18.46 -
*Gereja*
Gereja Katolik Roma
Gereja Katolik, yang secara luas sering juga disebut Gereja Katolik Roma, adalah Gereja Kristen terbesar di dunia, dan diperkirakan memiliki 1,3 milyar jemaat, yakni kira-kira setengah dari seluruh umat Kristiani dan seperenam dari populasi dunia.
Gereja Katolik adalah sebuah komuni (persekutuan) dari Gereja Katolik Ritus Barat (Gereja Katolik Roma) dan 23 Gereja Katolik Timur, yang membentuk 2.795 keuskupan pada 2008. Ke-24 Gereja-Gereja ini disebut sebagai gereja-gereja partikular).
Gereja Partikular dengan jumlah umat terbesar dalam Gereja Katolik adalah Gereja Katolik Ritus Barat/Ritus Latin/Gereja Katolik Roma. Gereja Partikular dengan jumlah umat ke-2 terbesar dalam Gereja Katolik adalah Gereja Katolik-Yunani Ukraina.
Otoritas duniawi tertinggi Gereja ini dalam perkara iman, moral dan pemerintahannya adalah Sri Paus, saat ini Paus Fransiskus, yang memegang otoritas tertinggi bersama-sama Dewan Uskup, yang diketuainya.
Komunitas Katolik terdiri atas seorang pelayan-umat tertahbis (rohaniwan) dan umat awam; baik rohaniwan maupun umat awam dapat pula menjadi anggota dari komunitas-komunitas religius.
Gereja ini mendefinisikan bahwa misinya adalah memberitakan Injil Yesus Kristus, memberikan pelayanan sakramen-sakramen dan melakukan karya amal.

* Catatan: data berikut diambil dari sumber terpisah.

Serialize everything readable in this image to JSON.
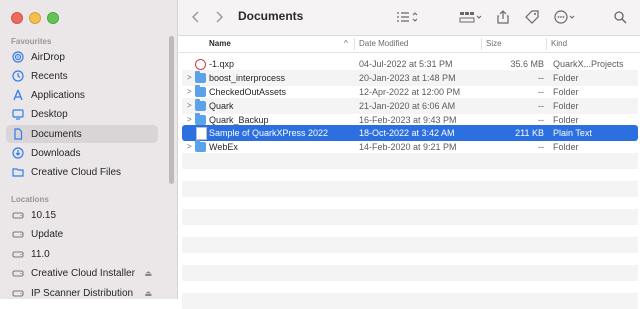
{
  "window": {
    "title": "Documents"
  },
  "sidebar": {
    "favourites_title": "Favourites",
    "favourites": [
      {
        "label": "AirDrop",
        "icon": "airdrop-icon"
      },
      {
        "label": "Recents",
        "icon": "clock-icon"
      },
      {
        "label": "Applications",
        "icon": "applications-icon"
      },
      {
        "label": "Desktop",
        "icon": "desktop-icon"
      },
      {
        "label": "Documents",
        "icon": "document-icon",
        "selected": true
      },
      {
        "label": "Downloads",
        "icon": "download-icon"
      },
      {
        "label": "Creative Cloud Files",
        "icon": "folder-icon"
      }
    ],
    "locations_title": "Locations",
    "locations": [
      {
        "label": "10.15",
        "icon": "disk-icon"
      },
      {
        "label": "Update",
        "icon": "disk-icon"
      },
      {
        "label": "11.0",
        "icon": "disk-icon"
      },
      {
        "label": "Creative Cloud Installer",
        "icon": "disk-icon",
        "eject": true
      },
      {
        "label": "IP Scanner Distribution",
        "icon": "disk-icon",
        "eject": true
      }
    ]
  },
  "toolbar": {
    "back": "back-chevron-icon",
    "forward": "forward-chevron-icon",
    "list_view": "list-view-icon",
    "group": "group-icon",
    "share": "share-icon",
    "tag": "tag-icon",
    "more": "ellipsis-icon",
    "search": "search-icon"
  },
  "columns": {
    "name": "Name",
    "date": "Date Modified",
    "size": "Size",
    "kind": "Kind"
  },
  "files": [
    {
      "name": "-1.qxp",
      "date": "04-Jul-2022 at 5:31 PM",
      "size": "35.6 MB",
      "kind": "QuarkX...Projects",
      "type": "qxp"
    },
    {
      "name": "boost_interprocess",
      "date": "20-Jan-2023 at 1:48 PM",
      "size": "--",
      "kind": "Folder",
      "type": "folder"
    },
    {
      "name": "CheckedOutAssets",
      "date": "12-Apr-2022 at 12:00 PM",
      "size": "--",
      "kind": "Folder",
      "type": "folder"
    },
    {
      "name": "Quark",
      "date": "21-Jan-2020 at 6:06 AM",
      "size": "--",
      "kind": "Folder",
      "type": "folder"
    },
    {
      "name": "Quark_Backup",
      "date": "16-Feb-2023 at 9:43 PM",
      "size": "--",
      "kind": "Folder",
      "type": "folder"
    },
    {
      "name": "Sample of QuarkXPress 2022",
      "date": "18-Oct-2022 at 3:42 AM",
      "size": "211 KB",
      "kind": "Plain Text",
      "type": "doc",
      "selected": true
    },
    {
      "name": "WebEx",
      "date": "14-Feb-2020 at 9:21 PM",
      "size": "--",
      "kind": "Folder",
      "type": "folder"
    }
  ]
}
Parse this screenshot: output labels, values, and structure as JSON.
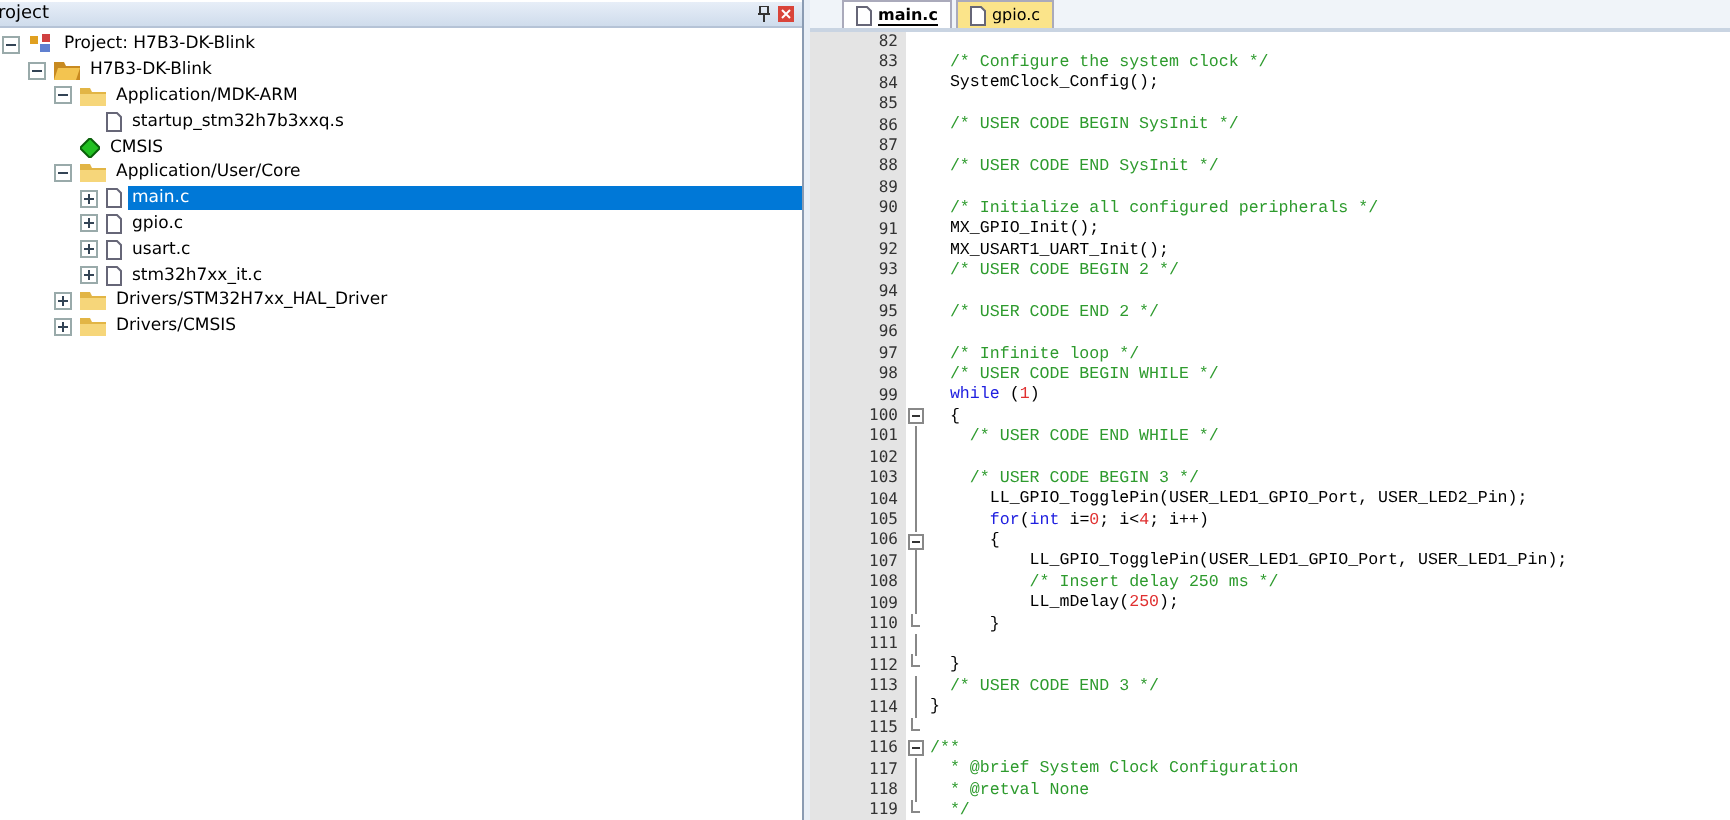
{
  "project_panel": {
    "title": "roject",
    "tree": [
      {
        "label": "Project: H7B3-DK-Blink",
        "kind": "project",
        "expanded": true,
        "selected": false,
        "children": [
          {
            "label": "H7B3-DK-Blink",
            "kind": "target",
            "expanded": true,
            "selected": false,
            "children": [
              {
                "label": "Application/MDK-ARM",
                "kind": "folder",
                "expanded": true,
                "selected": false,
                "children": [
                  {
                    "label": "startup_stm32h7b3xxq.s",
                    "kind": "file",
                    "selected": false
                  }
                ]
              },
              {
                "label": "CMSIS",
                "kind": "component",
                "selected": false
              },
              {
                "label": "Application/User/Core",
                "kind": "folder",
                "expanded": true,
                "selected": false,
                "children": [
                  {
                    "label": "main.c",
                    "kind": "file",
                    "expanded": false,
                    "selected": true
                  },
                  {
                    "label": "gpio.c",
                    "kind": "file",
                    "expanded": false,
                    "selected": false
                  },
                  {
                    "label": "usart.c",
                    "kind": "file",
                    "expanded": false,
                    "selected": false
                  },
                  {
                    "label": "stm32h7xx_it.c",
                    "kind": "file",
                    "expanded": false,
                    "selected": false
                  }
                ]
              },
              {
                "label": "Drivers/STM32H7xx_HAL_Driver",
                "kind": "folder",
                "expanded": false,
                "selected": false
              },
              {
                "label": "Drivers/CMSIS",
                "kind": "folder",
                "expanded": false,
                "selected": false
              }
            ]
          }
        ]
      }
    ]
  },
  "editor": {
    "tabs": [
      {
        "label": "main.c",
        "selected": true
      },
      {
        "label": "gpio.c",
        "selected": false
      }
    ],
    "lines": [
      {
        "number": "82",
        "kind": "plain"
      },
      {
        "number": "83",
        "kind": "plain",
        "tokens": [
          {
            "kind": "comment",
            "text": "  /* Configure the system clock */"
          }
        ]
      },
      {
        "number": "84",
        "kind": "plain",
        "tokens": [
          {
            "kind": "code",
            "text": "  SystemClock_Config();"
          }
        ]
      },
      {
        "number": "85",
        "kind": "plain"
      },
      {
        "number": "86",
        "kind": "plain",
        "tokens": [
          {
            "kind": "comment",
            "text": "  /* USER CODE BEGIN SysInit */"
          }
        ]
      },
      {
        "number": "87",
        "kind": "plain"
      },
      {
        "number": "88",
        "kind": "plain",
        "tokens": [
          {
            "kind": "comment",
            "text": "  /* USER CODE END SysInit */"
          }
        ]
      },
      {
        "number": "89",
        "kind": "plain"
      },
      {
        "number": "90",
        "kind": "plain",
        "tokens": [
          {
            "kind": "comment",
            "text": "  /* Initialize all configured peripherals */"
          }
        ]
      },
      {
        "number": "91",
        "kind": "plain",
        "tokens": [
          {
            "kind": "code",
            "text": "  MX_GPIO_Init();"
          }
        ]
      },
      {
        "number": "92",
        "kind": "plain",
        "tokens": [
          {
            "kind": "code",
            "text": "  MX_USART1_UART_Init();"
          }
        ]
      },
      {
        "number": "93",
        "kind": "plain",
        "tokens": [
          {
            "kind": "comment",
            "text": "  /* USER CODE BEGIN 2 */"
          }
        ]
      },
      {
        "number": "94",
        "kind": "plain"
      },
      {
        "number": "95",
        "kind": "plain",
        "tokens": [
          {
            "kind": "comment",
            "text": "  /* USER CODE END 2 */"
          }
        ]
      },
      {
        "number": "96",
        "kind": "plain"
      },
      {
        "number": "97",
        "kind": "plain",
        "tokens": [
          {
            "kind": "comment",
            "text": "  /* Infinite loop */"
          }
        ]
      },
      {
        "number": "98",
        "kind": "plain",
        "tokens": [
          {
            "kind": "comment",
            "text": "  /* USER CODE BEGIN WHILE */"
          }
        ]
      },
      {
        "number": "99",
        "kind": "plain",
        "tokens": [
          {
            "kind": "keyword",
            "text": "  while"
          },
          {
            "kind": "code",
            "text": " ("
          },
          {
            "kind": "number",
            "text": "1"
          },
          {
            "kind": "code",
            "text": ")"
          }
        ]
      },
      {
        "number": "100",
        "kind": "foldstart",
        "tokens": [
          {
            "kind": "code",
            "text": "  {"
          }
        ]
      },
      {
        "number": "101",
        "kind": "foldbody",
        "tokens": [
          {
            "kind": "comment",
            "text": "    /* USER CODE END WHILE */"
          }
        ]
      },
      {
        "number": "102",
        "kind": "foldbody"
      },
      {
        "number": "103",
        "kind": "foldbody",
        "tokens": [
          {
            "kind": "comment",
            "text": "    /* USER CODE BEGIN 3 */"
          }
        ]
      },
      {
        "number": "104",
        "kind": "foldbody",
        "tokens": [
          {
            "kind": "code",
            "text": "      LL_GPIO_TogglePin(USER_LED1_GPIO_Port, USER_LED2_Pin);"
          }
        ]
      },
      {
        "number": "105",
        "kind": "foldbody",
        "tokens": [
          {
            "kind": "keyword",
            "text": "      for"
          },
          {
            "kind": "code",
            "text": "("
          },
          {
            "kind": "keyword",
            "text": "int"
          },
          {
            "kind": "code",
            "text": " i="
          },
          {
            "kind": "number",
            "text": "0"
          },
          {
            "kind": "code",
            "text": "; i<"
          },
          {
            "kind": "number",
            "text": "4"
          },
          {
            "kind": "code",
            "text": "; i++)"
          }
        ]
      },
      {
        "number": "106",
        "kind": "foldstart",
        "tokens": [
          {
            "kind": "code",
            "text": "      {"
          }
        ]
      },
      {
        "number": "107",
        "kind": "foldbody",
        "tokens": [
          {
            "kind": "code",
            "text": "          LL_GPIO_TogglePin(USER_LED1_GPIO_Port, USER_LED1_Pin);"
          }
        ]
      },
      {
        "number": "108",
        "kind": "foldbody",
        "tokens": [
          {
            "kind": "comment",
            "text": "          /* Insert delay 250 ms */"
          }
        ]
      },
      {
        "number": "109",
        "kind": "foldbody",
        "tokens": [
          {
            "kind": "code",
            "text": "          LL_mDelay("
          },
          {
            "kind": "number",
            "text": "250"
          },
          {
            "kind": "code",
            "text": ");"
          }
        ]
      },
      {
        "number": "110",
        "kind": "foldend",
        "tokens": [
          {
            "kind": "code",
            "text": "      }"
          }
        ]
      },
      {
        "number": "111",
        "kind": "foldbody"
      },
      {
        "number": "112",
        "kind": "foldend",
        "tokens": [
          {
            "kind": "code",
            "text": "  }"
          }
        ]
      },
      {
        "number": "113",
        "kind": "foldbody",
        "tokens": [
          {
            "kind": "comment",
            "text": "  /* USER CODE END 3 */"
          }
        ]
      },
      {
        "number": "114",
        "kind": "foldbody",
        "tokens": [
          {
            "kind": "code",
            "text": "}"
          }
        ]
      },
      {
        "number": "115",
        "kind": "foldend"
      },
      {
        "number": "116",
        "kind": "foldstart",
        "tokens": [
          {
            "kind": "comment",
            "text": "/**"
          }
        ]
      },
      {
        "number": "117",
        "kind": "foldbody",
        "tokens": [
          {
            "kind": "comment",
            "text": "  * @brief System Clock Configuration"
          }
        ]
      },
      {
        "number": "118",
        "kind": "foldbody",
        "tokens": [
          {
            "kind": "comment",
            "text": "  * @retval None"
          }
        ]
      },
      {
        "number": "119",
        "kind": "foldend",
        "tokens": [
          {
            "kind": "comment",
            "text": "  */"
          }
        ]
      }
    ]
  }
}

Gereja ini menjalankan program-program dan lembaga-lembaga sosial di seluruh dunia, termasuk juga sekolah-sekolah, universitas-universitas, rumah-rumah sakit, misi-misi dan perumahan, serta organisasi-organisasi seperti Catholic Relief Services, Caritas Internationalis dan Catholic Charities yang membantu kaum papa, keluarga-keluarga, orang-orang jompo, dan orang-orang sakit.
Melalui suksesi apostolik, Gereja ini percaya bahwa dirinya merupakan kelanjutan dari komunitas Kristiani yang didirikan oleh Yesus dengan mentahbiskan Santo Petrus, sebuah pandangan yang juga dianut oleh banyak sejarawan.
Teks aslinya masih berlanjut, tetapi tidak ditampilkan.